Professor Stéphane Brutus is a member of the Board of KANPE. In late November, along with a fellow member of KANPE’s volunteer committee, Cynthia Philip, he went to Baille Tourible as an observer to assess the impact of KANPE’s integrated programme. He tells us his experience below.
What was your mandate on this trip to Baille Tourible?
Le The evaluation mandate is quite simple: to do a systematic analysis of KANPE’s achievements in Baille Tourible and, if appropriate, make recommendations for the future. To do this, we conducted a dozen interviews with various stakeholders in the field (coaches, coordinators, medical staff, etc.). We also conducted two focus groups and visited several program participants, along with companions. The medical records of 315 participants and their accompanying records were also recorded by the team. It was quite a busy week!

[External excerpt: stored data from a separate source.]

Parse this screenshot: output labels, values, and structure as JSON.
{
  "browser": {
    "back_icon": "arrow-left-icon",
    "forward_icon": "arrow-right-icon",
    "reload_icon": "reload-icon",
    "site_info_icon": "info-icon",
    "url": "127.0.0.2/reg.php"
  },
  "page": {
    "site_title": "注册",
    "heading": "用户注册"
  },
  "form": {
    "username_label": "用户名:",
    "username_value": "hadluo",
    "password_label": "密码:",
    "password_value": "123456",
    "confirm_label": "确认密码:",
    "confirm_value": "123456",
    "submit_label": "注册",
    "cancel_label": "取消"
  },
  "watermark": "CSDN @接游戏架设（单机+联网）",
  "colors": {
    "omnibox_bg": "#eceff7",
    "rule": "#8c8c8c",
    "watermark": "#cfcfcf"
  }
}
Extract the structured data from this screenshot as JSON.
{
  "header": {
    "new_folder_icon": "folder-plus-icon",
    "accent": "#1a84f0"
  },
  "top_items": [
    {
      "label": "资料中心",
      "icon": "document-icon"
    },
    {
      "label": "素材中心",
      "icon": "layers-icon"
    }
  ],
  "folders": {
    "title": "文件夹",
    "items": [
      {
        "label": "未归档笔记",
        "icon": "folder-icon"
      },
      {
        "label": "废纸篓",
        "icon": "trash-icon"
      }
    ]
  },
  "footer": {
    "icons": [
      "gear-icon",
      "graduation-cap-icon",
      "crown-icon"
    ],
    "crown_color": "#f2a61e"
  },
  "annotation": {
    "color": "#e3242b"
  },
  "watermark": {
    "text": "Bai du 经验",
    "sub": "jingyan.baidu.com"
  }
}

Why assess KANPE’s integrated programming at this particular stage?
Our intervention in Baille Tourible is nearing completion and participating families will graduate in March (editor’s note: a ceremony is scheduled for March 9, 2013 marking the end of support for program participants, which lasted 18 months). The time is right for a closer look at the achievements of the program.
What are the next steps once the evaluation is completed?

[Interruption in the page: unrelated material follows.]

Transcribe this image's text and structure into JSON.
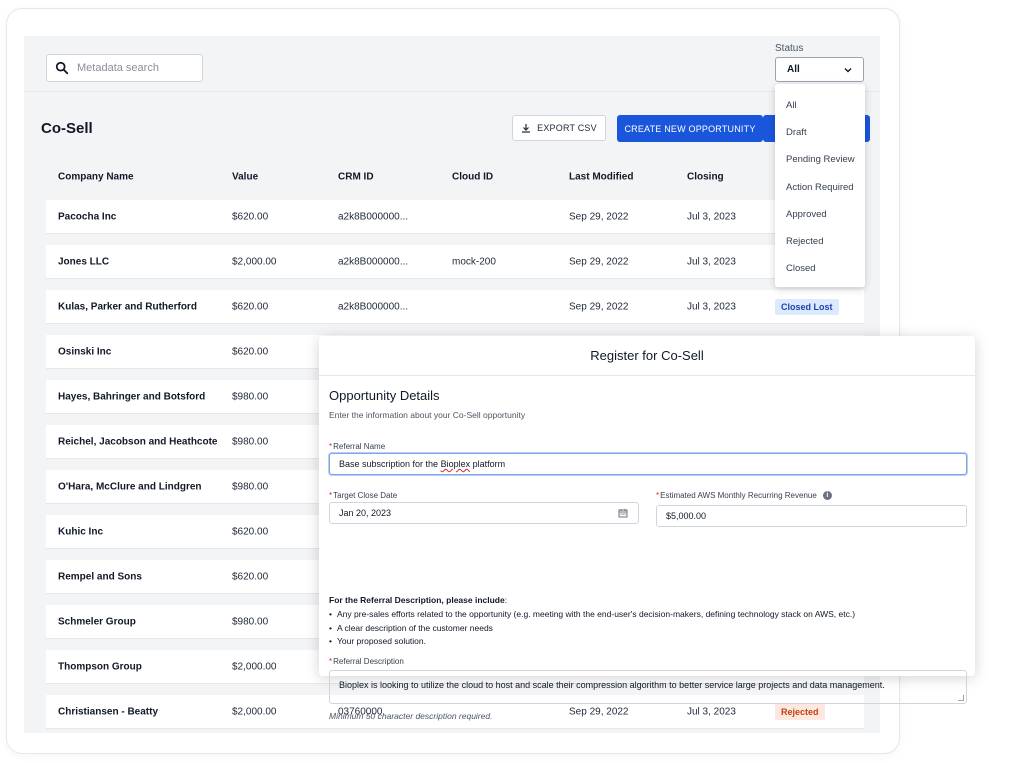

The report will be submitted to the Board in January 2013. In addition to a thorough analysis of the process and results of the program, the report will include a list of recommendations that will optimize KANPE’s future initiatives. The Board could choose to take action on the recommendations, if deemed appropriate.

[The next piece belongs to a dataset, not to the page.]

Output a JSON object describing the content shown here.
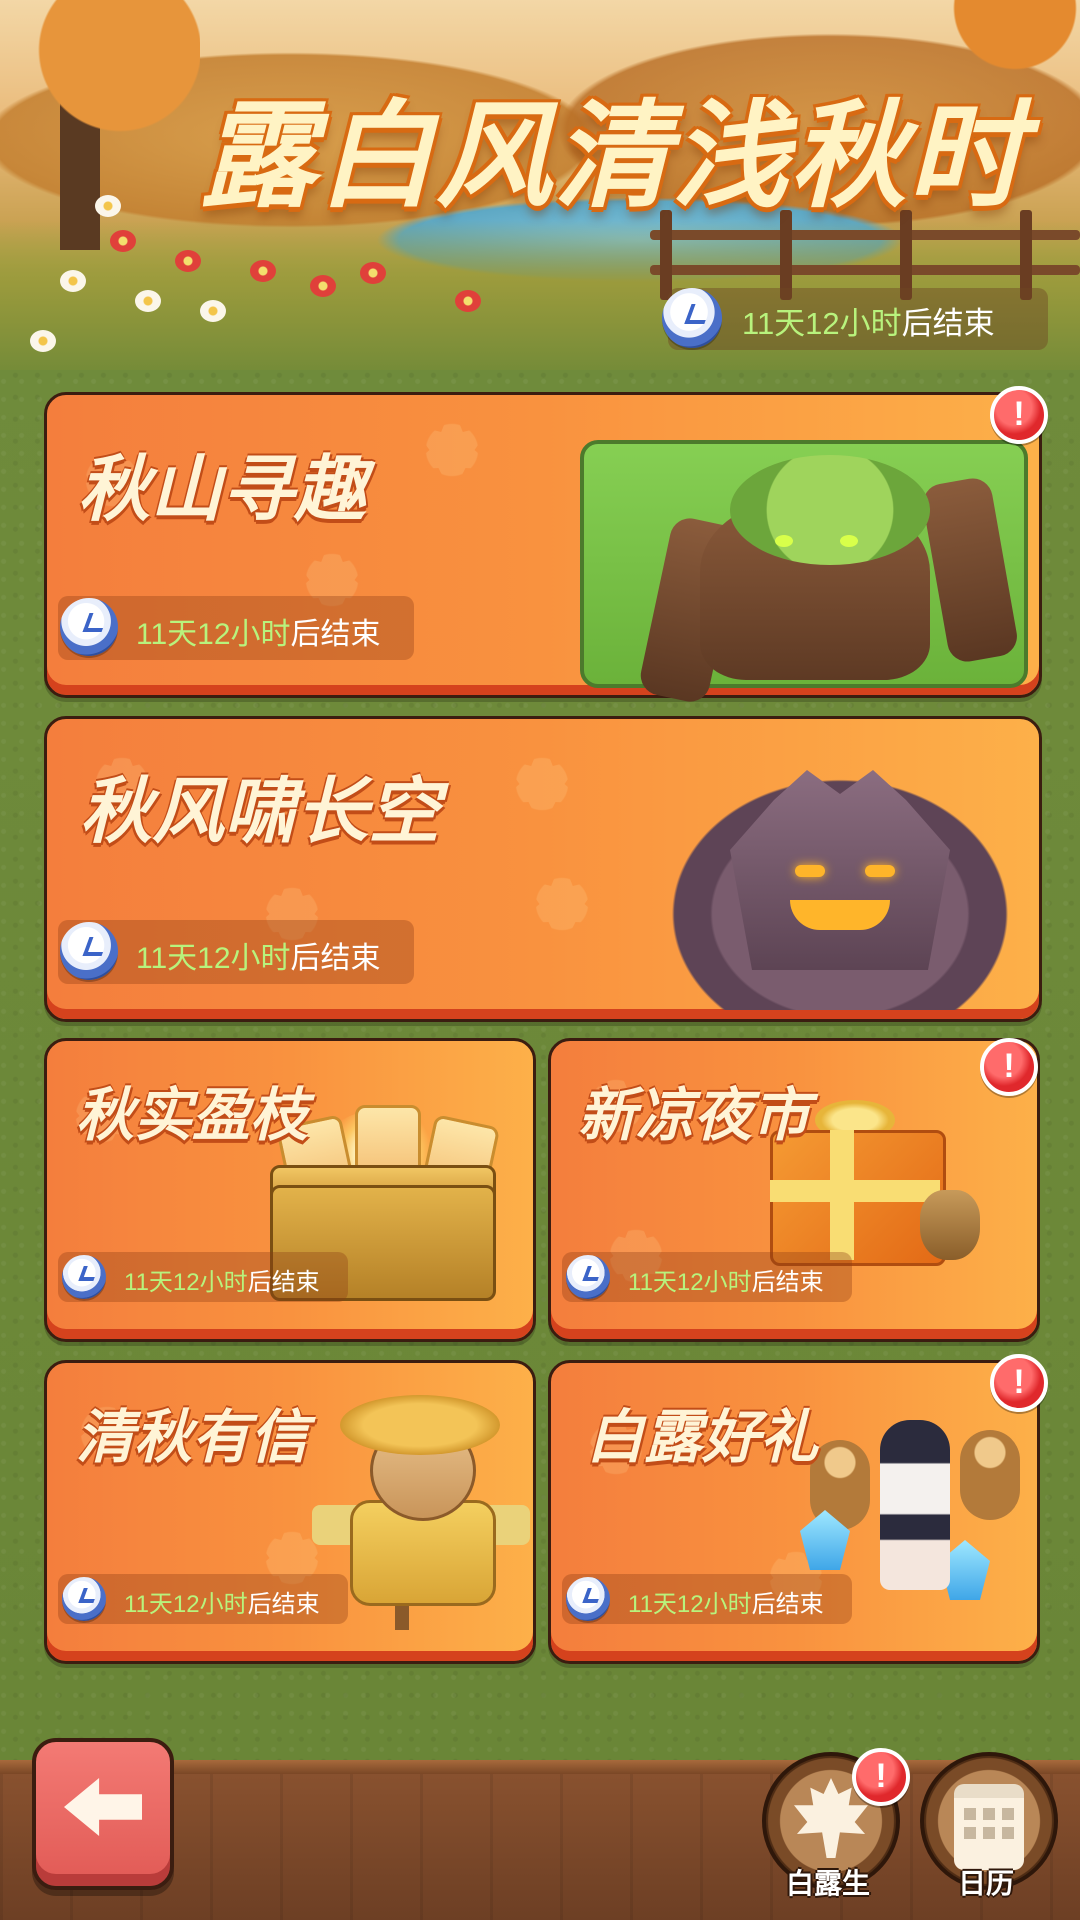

What has stayed with you from your trip to Baille Tourible after working with families supported by KANPE’s programme?
What struck me the most is the hard work displayed by the women participating in the program as well as the coaches. For these women, work is survival and, with the help of KANPE, means access to a better life. The day of a typical householder KANPE is filled with a series of challenging tasks and each is critical to the livelihood of her family. Apart from Sunday Mass, during which they can relax a bit, these women have very little respite. Regarding the seven companions, I challenge anyone to follow a single day! The physical, emotional, and psychological burden of their work has nothing in common with the concept of "work" as we know it. These young men are truly extraordinary and have all my admiration.